Git – filter before/on clone

I have a massive repository – it’s more than a gigabyte. Cloning the repository takes hours. However, most of that size is because of a data directory that isn’t needed to work on the project locally. However, I certainly don’t have the authority to simply remove the directory from the repository.

Is there any way to apply a filter to the repository before it’s cloned, so that I only download the files I actually need to work on?
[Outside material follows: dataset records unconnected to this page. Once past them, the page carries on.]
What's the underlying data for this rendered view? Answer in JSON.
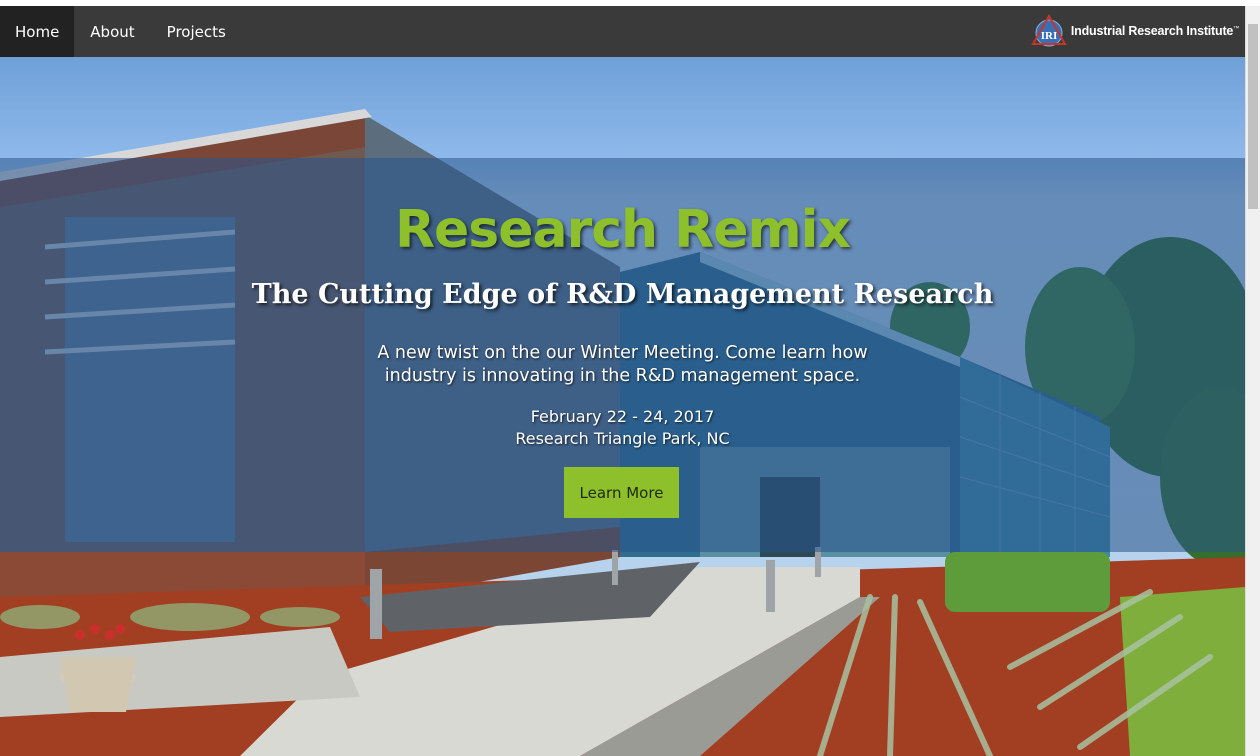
{
  "nav": {
    "items": [
      {
        "label": "Home",
        "active": true
      },
      {
        "label": "About",
        "active": false
      },
      {
        "label": "Projects",
        "active": false
      }
    ],
    "brand": {
      "logo_text": "IRI",
      "name": "Industrial Research Institute",
      "trademark": "™"
    }
  },
  "hero": {
    "title": "Research Remix",
    "subtitle": "The Cutting Edge of R&D Management Research",
    "description": "A new twist on the our Winter Meeting. Come learn how industry is innovating in the R&D management space.",
    "date": "February 22 - 24, 2017",
    "location": "Research Triangle Park, NC",
    "cta_label": "Learn More"
  },
  "colors": {
    "nav_background": "#3a3a3a",
    "nav_active": "#222222",
    "accent_green": "#8dc02b",
    "overlay_blue": "#26548c"
  }
}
  • Apply multiple filters for same files in git
  • How to setup gitattributes to filter part of a file?
  • What is wrong with this git smudge/clean filter?
  • How to list the last occurance of a specific string in Terminal
  • git keyword expansion after commit
  • Git clean and smudge filters don't do anything
  • In short, what are the advantages of git and mercurial over subversion?
  • How do I utilize git with multiple working directories?
  • Tagging a TFS Git repository during a release
  • GitConfig: bad config for shell command
  • Git ignore all files in directory but not directory
  • How to merge code from my fork to up stream GIT?
  • One Solution collect form web for “Git – filter before/on clone”

    No, by design of git that is absolutely not possible. You will have to change the central repository.

    As an interim solution you could create a new branch, filter only this branch and do a empty merge from master to your branch. Now people can clone just your branch and work on it. You will then have to merge to master somewhere. But since you added that empty merge, you can now merge between those two branches whenever you want – as long as you don’t change the data directory on master.

    edit: Sry, the empty merge would defeat the whole purpose, as clients would then again pull down all the data.

    Git Baby is a git and github fan, let's start git clone.